Donna Haraway a forgé l'expression « savoirs situés » dans un essai de 1988 intitulé Situated Knowledges: The Science Question in Feminism and The Privilege of Partial Perspective (Savoirs situés : la question de la science dans le féminisme et le privilège de la perspective partielle).
Opposition à l'objectivité scientifique traditionnelle
La connaissance scientifique se prévaut habituellement du fait qu'elle rend compte de la réalité de manière objective, indépendamment de la situation et des circonstances dans lesquelles le savoir a été produit ; ainsi selon cette conception positiviste, la loi universelle de la gravitation par exemple pourrait être dissociée du contexte historique et géographique de sa découverte[1]. C'est seulement quand des connaissances se révèlent inexactes ou deviennent obsolètes que l'on recherche dans les moyens techniques insuffisants ou dans l'idéologie de l'époque des explications de l'erreur scientifique[1]. Selon la théorie de la connaissance située, même les connaissances les plus valables dépendent en réalité de moyens matériels, conceptuels, sociaux, particuliers et partiels[1].
Donna Haraway prend la suite de courants (l'épistémologie féministe, la sociologie des sciences) qui avaient remis en question l'objectivité, perspective qui constitue, selon ces courants, un instrument de pouvoir, et dont la neutralité n'est qu'apparente[1] - [2]. L'objectivité se veut une vision désintéressée, « d'en haut, de nulle part », capable de rendre compte de tout ; ses prétentions universalisantes cachent en réalité une situation spécifique, « masculine, blanche, hétérosexuelle, humaine »[2]. Donna Haraway appelle « le tour de passe-passe divin », ou « le truc du dieu », « the god trick », cette affirmation d'une vision totale qui nie son caractère partiel, et délégitime ainsi les autres positions, jugées subjectives et trop limitées[2].
Opposition au relativisme
Haraway décrit le relativisme comme la position d'un producteur du savoir qui prétend « être nulle part tout en prétendant être partout également »[1]. Ce savant qui refuse d'être situé, et qui considère tous les points de vue divergents comme également valables, ne peut prétendre accéder à une connaissance plus objective[2].
La connaissance située apparaît comme une alternative à l'opposition dualiste entre l'objectivité scientifique et le relativisme.

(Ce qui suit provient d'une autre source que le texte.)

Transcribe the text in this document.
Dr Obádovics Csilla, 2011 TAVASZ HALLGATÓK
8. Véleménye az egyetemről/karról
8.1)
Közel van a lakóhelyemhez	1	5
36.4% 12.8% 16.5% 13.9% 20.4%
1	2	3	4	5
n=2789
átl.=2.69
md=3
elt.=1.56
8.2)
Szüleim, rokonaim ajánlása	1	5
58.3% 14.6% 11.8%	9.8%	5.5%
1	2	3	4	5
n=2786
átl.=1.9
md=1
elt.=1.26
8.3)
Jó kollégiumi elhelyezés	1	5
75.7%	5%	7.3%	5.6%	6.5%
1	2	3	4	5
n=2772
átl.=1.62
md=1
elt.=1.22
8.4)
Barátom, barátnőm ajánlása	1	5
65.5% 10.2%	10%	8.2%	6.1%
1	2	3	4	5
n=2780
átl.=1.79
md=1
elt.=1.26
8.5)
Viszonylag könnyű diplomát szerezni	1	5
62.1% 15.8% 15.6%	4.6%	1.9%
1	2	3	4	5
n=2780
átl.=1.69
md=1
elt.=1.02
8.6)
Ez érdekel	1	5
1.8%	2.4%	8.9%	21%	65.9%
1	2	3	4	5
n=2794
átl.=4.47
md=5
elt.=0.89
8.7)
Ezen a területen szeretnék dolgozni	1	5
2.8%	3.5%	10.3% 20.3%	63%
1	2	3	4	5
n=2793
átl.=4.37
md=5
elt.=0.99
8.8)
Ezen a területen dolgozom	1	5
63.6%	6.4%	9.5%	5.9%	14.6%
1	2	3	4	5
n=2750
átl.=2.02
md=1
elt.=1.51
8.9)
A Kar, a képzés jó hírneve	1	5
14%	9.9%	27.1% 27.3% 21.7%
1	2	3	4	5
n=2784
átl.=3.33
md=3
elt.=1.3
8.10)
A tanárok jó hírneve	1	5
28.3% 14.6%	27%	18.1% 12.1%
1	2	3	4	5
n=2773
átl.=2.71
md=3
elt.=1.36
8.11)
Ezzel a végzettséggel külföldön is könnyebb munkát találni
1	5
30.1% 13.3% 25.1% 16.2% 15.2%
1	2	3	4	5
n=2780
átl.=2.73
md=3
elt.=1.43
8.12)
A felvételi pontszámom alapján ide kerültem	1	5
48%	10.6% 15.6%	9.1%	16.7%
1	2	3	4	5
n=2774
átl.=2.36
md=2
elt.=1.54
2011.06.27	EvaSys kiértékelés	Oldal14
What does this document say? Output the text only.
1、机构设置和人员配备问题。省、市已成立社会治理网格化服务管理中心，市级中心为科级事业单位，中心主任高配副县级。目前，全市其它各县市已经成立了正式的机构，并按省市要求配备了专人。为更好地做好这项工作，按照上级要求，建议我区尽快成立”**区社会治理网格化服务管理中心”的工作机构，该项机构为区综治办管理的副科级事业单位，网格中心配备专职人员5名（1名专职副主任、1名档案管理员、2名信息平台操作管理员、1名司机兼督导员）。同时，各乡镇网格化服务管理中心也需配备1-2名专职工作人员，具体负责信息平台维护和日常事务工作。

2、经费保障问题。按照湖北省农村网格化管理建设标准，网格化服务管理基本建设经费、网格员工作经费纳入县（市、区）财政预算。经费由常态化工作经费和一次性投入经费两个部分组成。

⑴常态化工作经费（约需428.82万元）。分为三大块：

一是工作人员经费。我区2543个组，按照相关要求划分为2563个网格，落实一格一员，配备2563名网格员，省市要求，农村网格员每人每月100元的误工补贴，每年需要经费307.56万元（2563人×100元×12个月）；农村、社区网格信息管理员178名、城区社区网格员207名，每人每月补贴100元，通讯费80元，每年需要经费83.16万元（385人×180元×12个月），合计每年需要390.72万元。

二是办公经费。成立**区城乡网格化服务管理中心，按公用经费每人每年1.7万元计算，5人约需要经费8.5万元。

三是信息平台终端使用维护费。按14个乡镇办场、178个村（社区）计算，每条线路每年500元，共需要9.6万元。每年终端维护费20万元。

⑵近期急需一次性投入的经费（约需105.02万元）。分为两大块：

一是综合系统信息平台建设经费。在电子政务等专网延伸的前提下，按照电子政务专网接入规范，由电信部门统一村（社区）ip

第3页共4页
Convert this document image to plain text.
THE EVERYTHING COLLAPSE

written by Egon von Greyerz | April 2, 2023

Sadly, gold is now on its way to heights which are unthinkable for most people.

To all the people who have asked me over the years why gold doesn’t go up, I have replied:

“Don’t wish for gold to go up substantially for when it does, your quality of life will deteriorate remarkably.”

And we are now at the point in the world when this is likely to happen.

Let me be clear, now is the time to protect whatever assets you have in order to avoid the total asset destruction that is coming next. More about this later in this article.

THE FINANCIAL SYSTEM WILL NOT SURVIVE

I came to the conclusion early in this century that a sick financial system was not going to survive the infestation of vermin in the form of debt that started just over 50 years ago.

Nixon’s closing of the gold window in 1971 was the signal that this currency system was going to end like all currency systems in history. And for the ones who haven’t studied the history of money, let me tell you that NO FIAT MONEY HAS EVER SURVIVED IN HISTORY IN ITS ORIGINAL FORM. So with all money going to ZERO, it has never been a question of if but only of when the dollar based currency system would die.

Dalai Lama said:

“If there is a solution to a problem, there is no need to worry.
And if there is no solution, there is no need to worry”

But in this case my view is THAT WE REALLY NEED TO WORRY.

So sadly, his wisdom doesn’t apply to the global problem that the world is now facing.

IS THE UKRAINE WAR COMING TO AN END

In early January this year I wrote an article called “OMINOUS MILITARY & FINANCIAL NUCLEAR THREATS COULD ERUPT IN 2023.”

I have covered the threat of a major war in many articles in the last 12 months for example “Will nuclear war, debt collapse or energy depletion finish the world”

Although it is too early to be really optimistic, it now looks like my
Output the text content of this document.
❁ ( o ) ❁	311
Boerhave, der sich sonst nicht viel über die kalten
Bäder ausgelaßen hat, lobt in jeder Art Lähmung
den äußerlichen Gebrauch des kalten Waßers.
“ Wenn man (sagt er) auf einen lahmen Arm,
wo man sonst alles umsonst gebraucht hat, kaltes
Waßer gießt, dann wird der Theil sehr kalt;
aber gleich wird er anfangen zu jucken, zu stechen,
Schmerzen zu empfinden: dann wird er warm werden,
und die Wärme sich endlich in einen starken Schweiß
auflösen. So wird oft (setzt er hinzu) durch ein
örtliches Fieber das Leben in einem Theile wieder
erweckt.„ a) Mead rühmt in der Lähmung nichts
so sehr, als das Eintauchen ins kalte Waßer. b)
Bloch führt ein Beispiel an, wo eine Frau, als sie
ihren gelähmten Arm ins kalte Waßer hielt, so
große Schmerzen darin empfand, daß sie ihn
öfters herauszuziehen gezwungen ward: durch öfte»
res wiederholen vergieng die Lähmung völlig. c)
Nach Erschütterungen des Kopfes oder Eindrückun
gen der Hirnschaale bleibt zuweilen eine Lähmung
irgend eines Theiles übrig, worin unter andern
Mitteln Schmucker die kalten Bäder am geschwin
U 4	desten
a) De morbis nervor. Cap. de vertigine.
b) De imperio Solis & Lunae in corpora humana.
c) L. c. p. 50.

Haraway écrit : « Nous pensons que les connaissances situées sont un “outil fort” qui préserve les prétentions à l'objectivité, sans effectuer “le tour de passe-passe divin”. La connaissance située suppose d'être bien conscient de la manière dont les points de vue sont construits et de leur contingence, mais elle n'accepte pas pour autant l'idée selon laquelle le savoir ne serait qu'une question d'opinion »[2].
La perspective partielle
Critique du regard de l'observateur invisible
Donna Haraway analyse l'image de la vision qui sous-tend la conception conventionnelle de l'objectivité ; la vision en surplomb du savant objectif apparaît comme « un regard conquérant venu de nulle part »[2]. L'observateur « neutre » se définit par le fait qu'il voit mieux que d'autres, plus loin ; mais il se rend lui-même invisible ; ainsi selon D. Haraway « il représente tout en échappant à la représentation »[2]. Cet observateur est désincarné, il n'a pas de corps ; mais il décrit et mesure les corps des autres[2]. Donna Haraway perçoit dans le « tour de passe-passe divin » un procédé qui « éloigne le sujet connaissant de tout le monde dans le but d'exercer un pouvoir sans entraves »[2].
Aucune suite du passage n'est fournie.